The Master Craftsman planned to escape with Icarus for "the king may block my way by land or across the ocean, but the sky surely is open …"! So he collected feathers of birds and wax from a beehive and made two pairs of enormous wings, for him and his son. While fixing them on his son's back Daedalus warned Icarus not to fly too high or too low for if he flew too high, the sun would melt the wax and if too low he would be washed by the sea. Despite the warning the young boy was so overwhelmed by the thrill of flying that he soared higher and higher whereupon the sun's heat melted the wax and he was "swallowed up in the deep blue water, which are now called after him". Still mourning, Deadalus flew to the Italian island of Sicily where he preformed funeral rites for his son. The ruler of the island, King Cocalus, taking pity hid him from Minos' anger when the Cretan ruler came searching for him.

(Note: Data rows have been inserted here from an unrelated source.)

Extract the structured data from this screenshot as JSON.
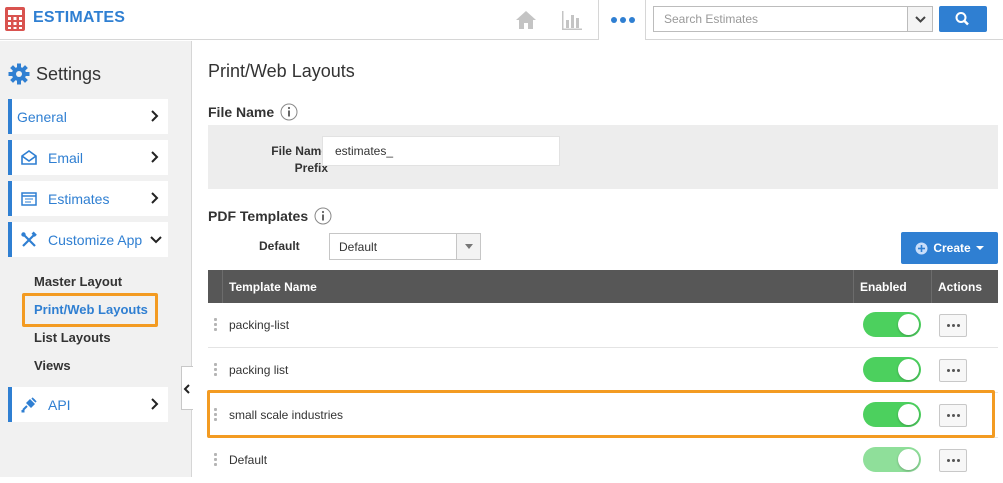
{
  "header": {
    "app_title": "ESTIMATES",
    "search_placeholder": "Search Estimates",
    "accent": "#2f7fd2"
  },
  "sidebar": {
    "title": "Settings",
    "items": [
      {
        "label": "General",
        "icon": "none"
      },
      {
        "label": "Email",
        "icon": "envelope-icon"
      },
      {
        "label": "Estimates",
        "icon": "document-icon"
      },
      {
        "label": "Customize App",
        "icon": "tools-icon",
        "expanded": true
      },
      {
        "label": "API",
        "icon": "plug-icon"
      }
    ],
    "sub_items": [
      "Master Layout",
      "Print/Web Layouts",
      "List Layouts",
      "Views"
    ],
    "active_sub_item": "Print/Web Layouts"
  },
  "main": {
    "page_title": "Print/Web Layouts",
    "file_name": {
      "section_title": "File Name",
      "label_line1": "File Name",
      "label_line2": "Prefix",
      "value": "estimates_"
    },
    "pdf_templates": {
      "section_title": "PDF Templates",
      "default_label": "Default",
      "default_value": "Default",
      "create_label": "Create"
    },
    "table": {
      "columns": [
        "Template Name",
        "Enabled",
        "Actions"
      ],
      "rows": [
        {
          "name": "packing-list",
          "enabled": true
        },
        {
          "name": "packing list",
          "enabled": true
        },
        {
          "name": "small scale industries",
          "enabled": true,
          "highlighted": true
        },
        {
          "name": "Default",
          "enabled": true,
          "locked": true
        }
      ]
    }
  }
}
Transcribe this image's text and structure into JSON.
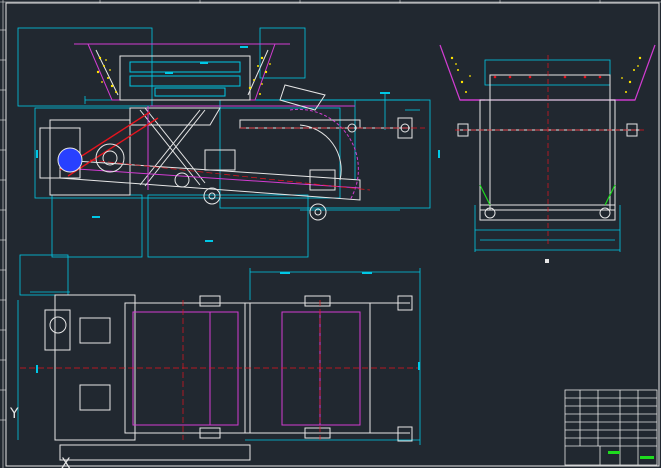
{
  "colors": {
    "background": "#212830",
    "outline": "#e6e6e6",
    "dimension": "#00c8e6",
    "centerline": "#e6141e",
    "hidden": "#d23cd2",
    "material": "#ffe600",
    "green": "#1edc1e",
    "blue": "#2840ff"
  },
  "drawing": {
    "ucs_y_label": "Y",
    "ucs_x_label": "X"
  }
}
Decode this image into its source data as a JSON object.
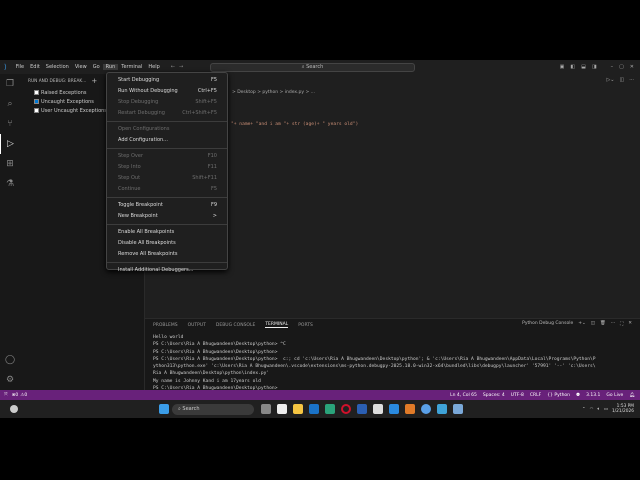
{
  "menubar": [
    "File",
    "Edit",
    "Selection",
    "View",
    "Go",
    "Run",
    "Terminal",
    "Help"
  ],
  "search_placeholder": "Search",
  "sidebar": {
    "title": "RUN AND DEBUG: BREAK...",
    "breakpoints": [
      {
        "label": "Raised Exceptions",
        "checked": false
      },
      {
        "label": "Uncaught Exceptions",
        "checked": true
      },
      {
        "label": "User Uncaught Exceptions",
        "checked": false
      }
    ]
  },
  "run_menu": [
    [
      {
        "label": "Start Debugging",
        "key": "F5",
        "enabled": true
      },
      {
        "label": "Run Without Debugging",
        "key": "Ctrl+F5",
        "enabled": true
      },
      {
        "label": "Stop Debugging",
        "key": "Shift+F5",
        "enabled": false
      },
      {
        "label": "Restart Debugging",
        "key": "Ctrl+Shift+F5",
        "enabled": false
      }
    ],
    [
      {
        "label": "Open Configurations",
        "key": "",
        "enabled": false
      },
      {
        "label": "Add Configuration...",
        "key": "",
        "enabled": true
      }
    ],
    [
      {
        "label": "Step Over",
        "key": "F10",
        "enabled": false
      },
      {
        "label": "Step Into",
        "key": "F11",
        "enabled": false
      },
      {
        "label": "Step Out",
        "key": "Shift+F11",
        "enabled": false
      },
      {
        "label": "Continue",
        "key": "F5",
        "enabled": false
      }
    ],
    [
      {
        "label": "Toggle Breakpoint",
        "key": "F9",
        "enabled": true
      },
      {
        "label": "New Breakpoint",
        "key": ">",
        "enabled": true
      }
    ],
    [
      {
        "label": "Enable All Breakpoints",
        "key": "",
        "enabled": true
      },
      {
        "label": "Disable All Breakpoints",
        "key": "",
        "enabled": true
      },
      {
        "label": "Remove All Breakpoints",
        "key": "",
        "enabled": true
      }
    ],
    [
      {
        "label": "Install Additional Debuggers...",
        "key": "",
        "enabled": true
      }
    ]
  ],
  "breadcrumb": "> Desktop > python > index.py > ...",
  "code_line": "\"+ name+ \"and i am \"+ str (age)+ \" years old\")",
  "panel": {
    "tabs": [
      "PROBLEMS",
      "OUTPUT",
      "DEBUG CONSOLE",
      "TERMINAL",
      "PORTS"
    ],
    "active": "TERMINAL",
    "terminal_name": "Python Debug Console",
    "lines": [
      "Hello world",
      "PS C:\\Users\\Ria A Bhugwandeen\\Desktop\\python> ^C",
      "PS C:\\Users\\Ria A Bhugwandeen\\Desktop\\python>",
      "PS C:\\Users\\Ria A Bhugwandeen\\Desktop\\python>  c:; cd 'c:\\Users\\Ria A Bhugwandeen\\Desktop\\python'; & 'c:\\Users\\Ria A Bhugwandeen\\AppData\\Local\\Programs\\Python\\P",
      "ython313\\python.exe' 'c:\\Users\\Ria A Bhugwandeen\\.vscode\\extensions\\ms-python.debugpy-2025.18.0-win32-x64\\bundled\\libs\\debugpy\\launcher' '57991' '--' 'c:\\Users\\",
      "Ria A Bhugwandeen\\Desktop\\python\\index.py'",
      "My name is Johnny Kand i am 17years old",
      "PS C:\\Users\\Ria A Bhugwandeen\\Desktop\\python> "
    ]
  },
  "status": {
    "errors": "0",
    "warnings": "0",
    "position": "Ln 4, Col 65",
    "spaces": "Spaces: 4",
    "encoding": "UTF-8",
    "eol": "CRLF",
    "language": "{} Python",
    "version": "3.13.1",
    "golive": "Go Live",
    "color": "#68217a"
  },
  "taskbar": {
    "search": "Search",
    "time": "1:53 PM",
    "date": "1/21/2026"
  }
}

When he demanded to surrender Daedalus, Cocalus promising to do so persuaded Minos to take a bath and was murdered by his daughters.


The story of Deadalus and Icarus inspired many writers like James Joyce who named his literary hero Stephen Daedalus. The myth imparted the lesson of caution and envy for from a jealous teacher to his nephew, Daedalus turned into a cautious father to his son. The unfortunate flight of Icarus expressed hubris: human pride and overconfidence. Ovid in his work developed the theme of the power of art and that of Deadalus seemed to possess magical properties. He seemed to accomplish the impossible by mastering land, sea and air. However, the roman poet emphasized that art was dangerous as it was powerful for Daedalus' art was the cause of his broken heart.